Dürüstlük… Devletin en büyük ihalesinden en ücra köşedeki herhangi bir mutfağa kürdan alımına varıncaya kadar her bir şeyiyle dürüst ve şeffaf olduğunu ülkede yaşayan herkes tarafından kabul edilmesine sebep olacak kadar daha fazla dürüstlüğe muhtacız. Oy ve gönül verenlerin tereddüt edeceği değil; nefret edenlerin dahi itiraf etmeye mecbur kalacağı kadar daha fazla dürüstlük olduğunda rahmet üzerimize sağanak gibi yağacaktır.

Empati... Birbirinden farklı düşünen insanları kutuplaşmaya itmeden, bölmeden, parçalamadan, ötekileştirmeden bütün endişelerini en ufak bir tereddüde mahal bırakmayacak kadar empatiye ihtiyacımız var.

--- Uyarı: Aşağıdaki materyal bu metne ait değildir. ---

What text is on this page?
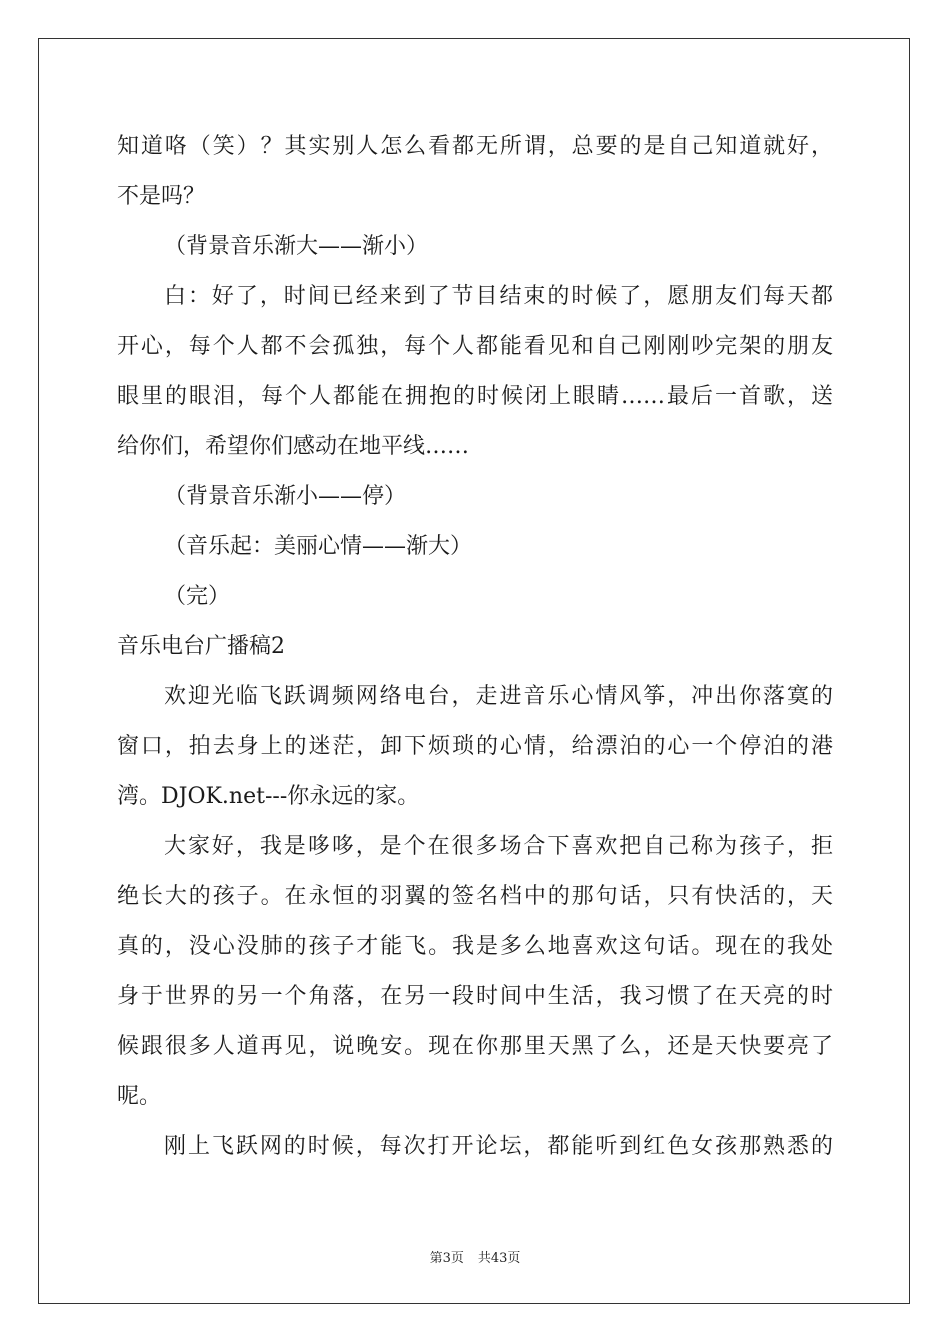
知道咯（笑）？其实别人怎么看都无所谓，总要的是自己知道就好，
不是吗？
（背景音乐渐大——渐小）
白：好了，时间已经来到了节目结束的时候了，愿朋友们每天都
开心，每个人都不会孤独，每个人都能看见和自己刚刚吵完架的朋友
眼里的眼泪，每个人都能在拥抱的时候闭上眼睛……最后一首歌，送
给你们，希望你们感动在地平线……
（背景音乐渐小——停）
（音乐起：美丽心情——渐大）
（完）
音乐电台广播稿2
欢迎光临飞跃调频网络电台，走进音乐心情风筝，冲出你落寞的
窗口，拍去身上的迷茫，卸下烦琐的心情，给漂泊的心一个停泊的港
湾。DJOK.net---你永远的家。
大家好，我是哆哆，是个在很多场合下喜欢把自己称为孩子，拒
绝长大的孩子。在永恒的羽翼的签名档中的那句话，只有快活的，天
真的，没心没肺的孩子才能飞。我是多么地喜欢这句话。现在的我处
身于世界的另一个角落，在另一段时间中生活，我习惯了在天亮的时
候跟很多人道再见，说晚安。现在你那里天黑了么，还是天快要亮了
呢。
刚上飞跃网的时候，每次打开论坛，都能听到红色女孩那熟悉的
第3页 共43页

Hayatı boyunca size ve sizi sevenlere empati nazarıyla bakmayı aklının ucundan bile geçirmeyenlere, bize çok gördüğünüz bir şeyi size ihsan ediyoruz dercesine değil; bilakis onları sizden ve temsil ettiğiniz değerlerden emin kılacak kadar büyük bir tevazu ve müsamaha içinde empati kurabildiğimiz vakit Allah’ın yeryüzünde kurmamızı istediği cennetin temellerini atmış olacağız.

Lafın özü; seçimden zaferle çıkacak kim olursa olsun bunlar yoksa var etmek, varsa artırmak, Türkiye'yi hasret kaldığı ufuklara taşıma hayalindeki kişilerin boyunlarında dünden daha ağır bir vebaldir. Seçimden zaferle çıkacak kim olursa olsun yeryüzüne diriltici ruhu yeniden üfleyecek bir devlet olabilmek için ne yapıp edip insanların gönüllerine girmek, sizi sevmeyenlerin dahi sarsılmaz güvenlerine sahip olmak borcundasınız.

İslâm iddiasındaki bireyler olarak Müslümanların bu ülkeye de dünyaya da verecekleri en önemli, en hayatî, en vazgeçilmez hakikat; Müslümanın herkes için, her kesim için güven adası olduğu olması gerektiği hakikatidir.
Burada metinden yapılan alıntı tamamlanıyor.